Le choix des dirigeants de la Confédération africaine de football (CAF) d’attribuer la Coupe d’Afrique des Nations 2019 à l’Egypte est selon les responsables sud-africains une sanction par rapport au soutien apporté à la candidature nord-américaine pour le Mondial 2026 au détriment de celle du Maroc soutenue par la CAF.

Le chef par intérim de la Fédération sud-africaine (Safa), Russell Paul, n’est pas convaincu de l’objectivité du choix opéré par les dirigeants de la CAF de confier l’organisation de la Coupe d’Afrique des Nations 2019 à l’Egypte plutôt qu’à son pays.

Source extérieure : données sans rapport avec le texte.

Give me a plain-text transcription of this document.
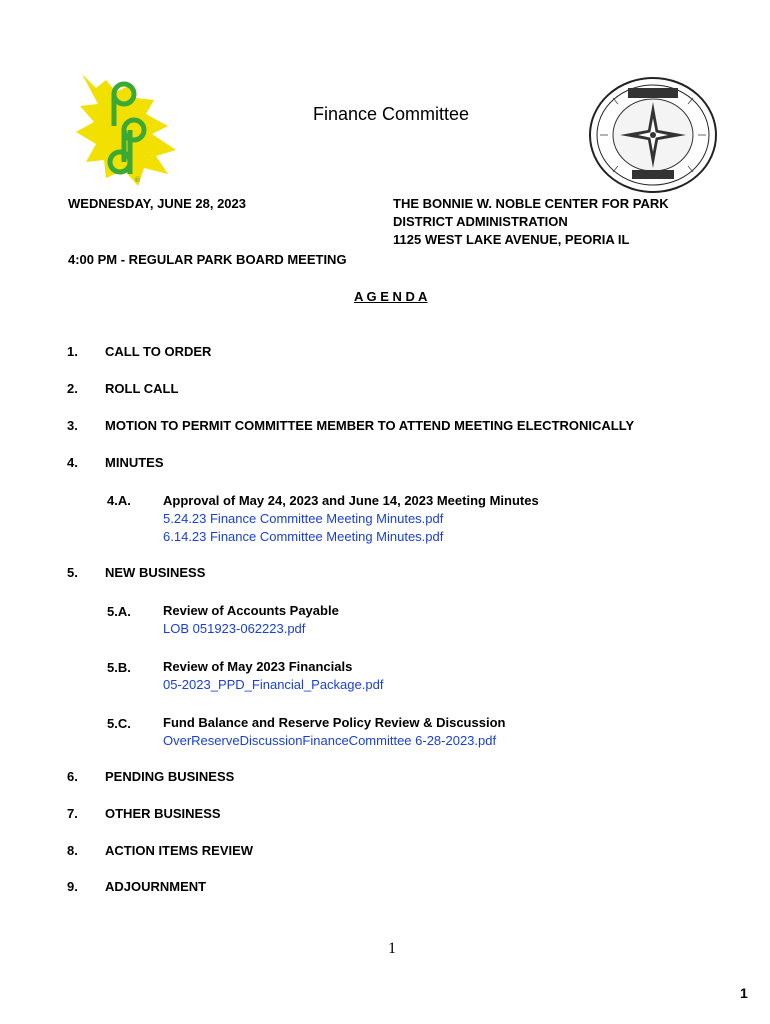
®
Finance Committee
WEDNESDAY, JUNE 28, 2023	THE BONNIE W. NOBLE CENTER FOR PARK
DISTRICT ADMINISTRATION
1125 WEST LAKE AVENUE, PEORIA IL
4:00 PM - REGULAR PARK BOARD MEETING
A G E N D A
1. CALL TO ORDER
2. ROLL CALL
3. MOTION TO PERMIT COMMITTEE MEMBER TO ATTEND MEETING ELECTRONICALLY
4. MINUTES
4.A. Approval of May 24, 2023 and June 14, 2023 Meeting Minutes
5.24.23 Finance Committee Meeting Minutes.pdf
6.14.23 Finance Committee Meeting Minutes.pdf
5. NEW BUSINESS
5.A. Review of Accounts Payable
LOB 051923-062223.pdf
5.B. Review of May 2023 Financials
05-2023_PPD_Financial_Package.pdf
5.C. Fund Balance and Reserve Policy Review & Discussion
OverReserveDiscussionFinanceCommittee 6-28-2023.pdf
6. PENDING BUSINESS
7. OTHER BUSINESS
8. ACTION ITEMS REVIEW
9. ADJOURNMENT
1
1
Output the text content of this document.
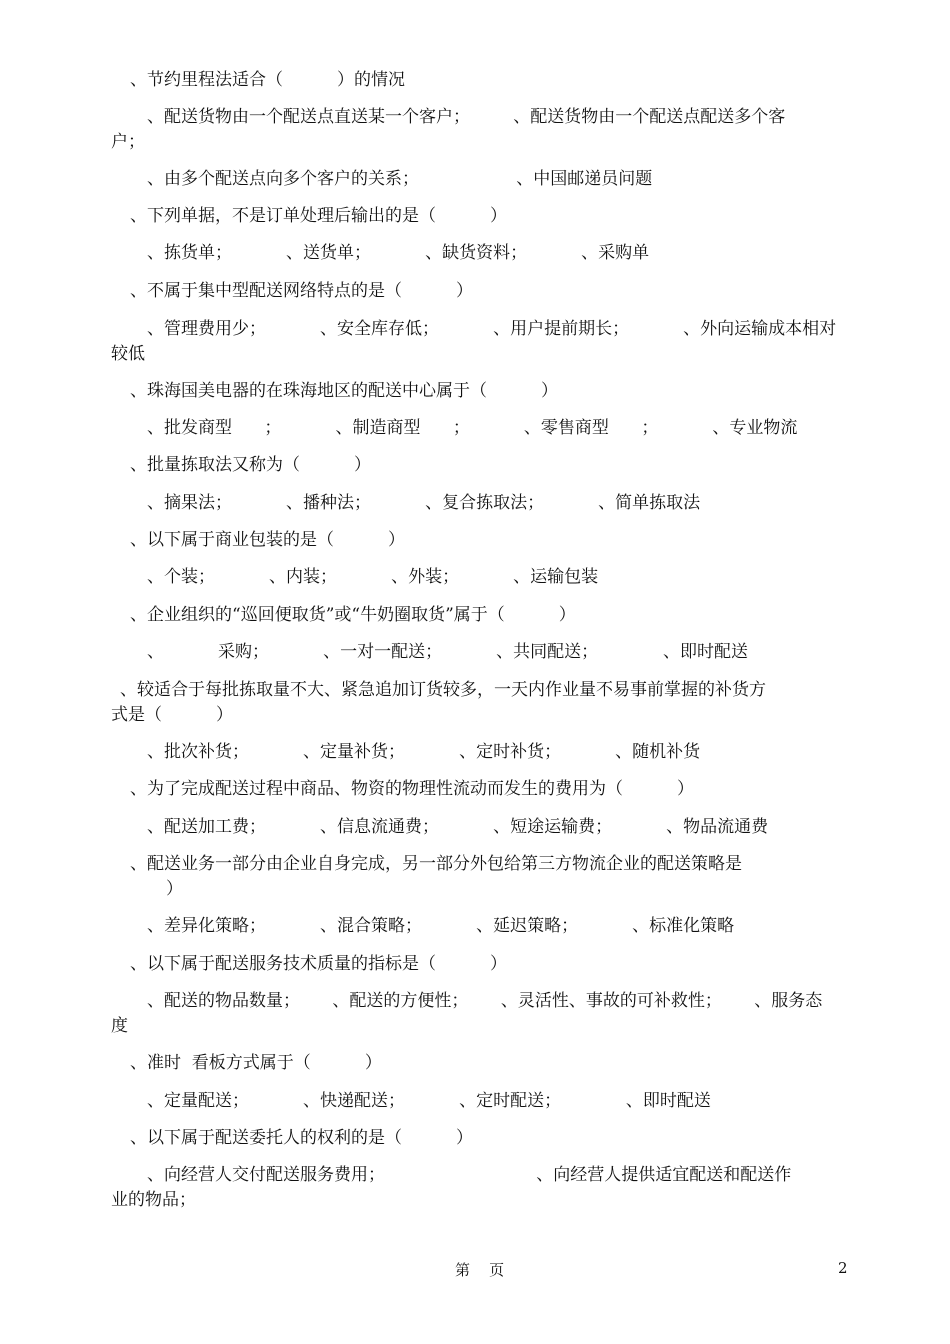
、节约里程法适合（          ）的情况
、配送货物由一个配送点直送某一个客户；        、配送货物由一个配送点配送多个客
户；
、由多个配送点向多个客户的关系；                  、中国邮递员问题
、下列单据，不是订单处理后输出的是（          ）
、拣货单；          、送货单；          、缺货资料；          、采购单
、不属于集中型配送网络特点的是（          ）
、管理费用少；          、安全库存低；          、用户提前期长；          、外向运输成本相对
较低
、珠海国美电器的在珠海地区的配送中心属于（          ）
、批发商型      ；          、制造商型      ；          、零售商型      ；          、专业物流
、批量拣取法又称为（          ）
、摘果法；          、播种法；          、复合拣取法；          、简单拣取法
、以下属于商业包装的是（          ）
、个装；          、内装；          、外装；          、运输包装
、企业组织的“巡回便取货”或“牛奶圈取货”属于（          ）
、          采购；          、一对一配送；          、共同配送；            、即时配送
、较适合于每批拣取量不大、紧急追加订货较多，一天内作业量不易事前掌握的补货方
式是（          ）
、批次补货；          、定量补货；          、定时补货；          、随机补货
、为了完成配送过程中商品、物资的物理性流动而发生的费用为（          ）
、配送加工费；          、信息流通费；          、短途运输费；          、物品流通费
、配送业务一部分由企业自身完成，另一部分外包给第三方物流企业的配送策略是
）
、差异化策略；          、混合策略；          、延迟策略；          、标准化策略
、以下属于配送服务技术质量的指标是（          ）
、配送的物品数量；      、配送的方便性；      、灵活性、事故的可补救性；      、服务态
度
、准时  看板方式属于（          ）
、定量配送；          、快递配送；          、定时配送；            、即时配送
、以下属于配送委托人的权利的是（          ）
、向经营人交付配送服务费用；                            、向经营人提供适宜配送和配送作
业的物品；
第    页	2
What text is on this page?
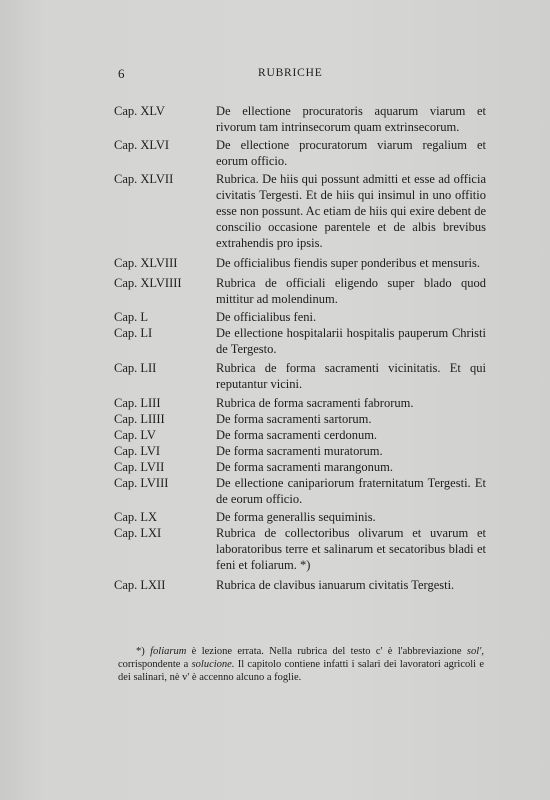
6	RUBRICHE
Cap. XLV	De ellectione procuratoris aquarum viarum et rivorum tam intrinsecorum quam extrinsecorum.
Cap. XLVI	De ellectione procuratorum viarum regalium et eorum officio.
Cap. XLVII	Rubrica. De hiis qui possunt admitti et esse ad officia civitatis Tergesti. Et de hiis qui insimul in uno offitio esse non possunt. Ac etiam de hiis qui exire debent de conscilio occasione parentele et de albis brevibus extrahendis pro ipsis.
Cap. XLVIII	De officialibus fiendis super ponderibus et mensuris.
Cap. XLVIIII	Rubrica de officiali eligendo super blado quod mittitur ad molendinum.
Cap. L	De officialibus feni.
Cap. LI	De ellectione hospitalarii hospitalis pauperum Christi de Tergesto.
Cap. LII	Rubrica de forma sacramenti vicinitatis. Et qui reputantur vicini.
Cap. LIII	Rubrica de forma sacramenti fabrorum.
Cap. LIIII	De forma sacramenti sartorum.
Cap. LV	De forma sacramenti cerdonum.
Cap. LVI	De forma sacramenti muratorum.
Cap. LVII	De forma sacramenti marangonum.
Cap. LVIII	De ellectione canipariorum fraternitatum Tergesti. Et de eorum officio.
Cap. LX	De forma generallis sequiminis.
Cap. LXI	Rubrica de collectoribus olivarum et uvarum et laboratoribus terre et salinarum et secatoribus bladi et feni et foliarum. *)
Cap. LXII	Rubrica de clavibus ianuarum civitatis Tergesti.

*) foliarum è lezione errata. Nella rubrica del testo c' è l'abbreviazione sol', corrispondente a solucione. Il capitolo contiene infatti i salari dei lavoratori agricoli e dei salinari, nè v' è accenno alcuno a foglie.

Techniquement, il n’y a pas de meilleur pays en Afrique que l’Afrique du Sud pour accueillir la Coupe d’Afrique des Nations”, a-t-il  indiqué sur une radio locale de Johannesburg.

Nous n’avons pas de problème avec l’Égypte mais avec la façon dont le processus d’attribution s’est déroulé”, a-t-il ajouté. La décision de la Confédération africaine de football (CAF) d’avancer de 24 heures la réunion du Comité exécutif de la CAF au cours de laquelle devait se dérouler le vote, a  également été jugée suspecte par la partie sud-africaine qui n’a pas pu véritablement présenter son dossier.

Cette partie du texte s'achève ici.